The LED retrofit kits failed miserably resulting in a dispute between the prime contractor and subcontractor.  The subcontractor was not paid and filed a lawsuit.  The prime contractor had to hire another subcontractor to ultimately remediate the failure and countersued.

The subcontractor argued under the Spearin doctrine, i.e., that the prime contractor impliedly warranted the LED retrofit kits which the subcontractor furnished for the project.

The issue was whether the express warranty provision above should supersede Spearin’s implied warranty.  In reviewing this issue, the Court noted cases in jurisdictions other than Maryland where an express warranty trumped Spearin’s implied warranty; however, there was a case from Missouri where Spearin’s implied warranty trumped an express warranty  due to a circumstance outside the party’s control.  See Lighting Retrofit International, supra, at *6.

Yet, even giving the subcontractor the benefit of the doubt, the Court noted this was NOT an issue beyond the subcontractor’s control.

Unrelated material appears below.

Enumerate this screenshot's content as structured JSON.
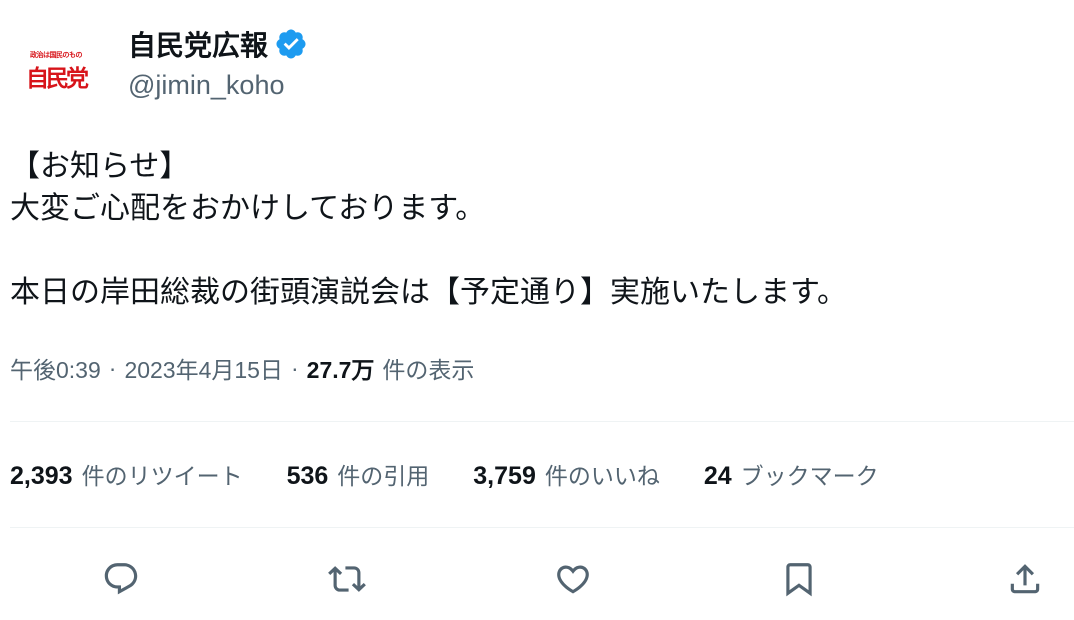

While the fact the retrofit kids failed was beyond the subcontractor’s control, the subcontractor was free to negotiate the express warranty provision in its subcontract – the express warranty provision was within its control: “[E]ven assuming [the prime contractor] forced [the subcontractor] to use that particular product, [the subcontractor] freely and willingly agreed to the unequivocal warranty provisions in the Subcontract – a conscious choice that was, undoubtedly, within [the subcontractor’s] control.”  Lighting Retrofit International, supra, at *6.   “Therefore, an implied warranty that exists to prevent a general contractor from unfairly taking advantage of a subcontractor for merely following the general contractor’s directions must yield where a sophisticated subcontractor expressly agrees to shoulder the risk.” Id.

Is this a harsh outcome?   You betcha!   And it’s a harsh outcome form an express warranty provision that contains language that exists in some fashion in many contracts.  This outcome goes to the point that it all starts with your contract and what you are agreeing to on the frontend.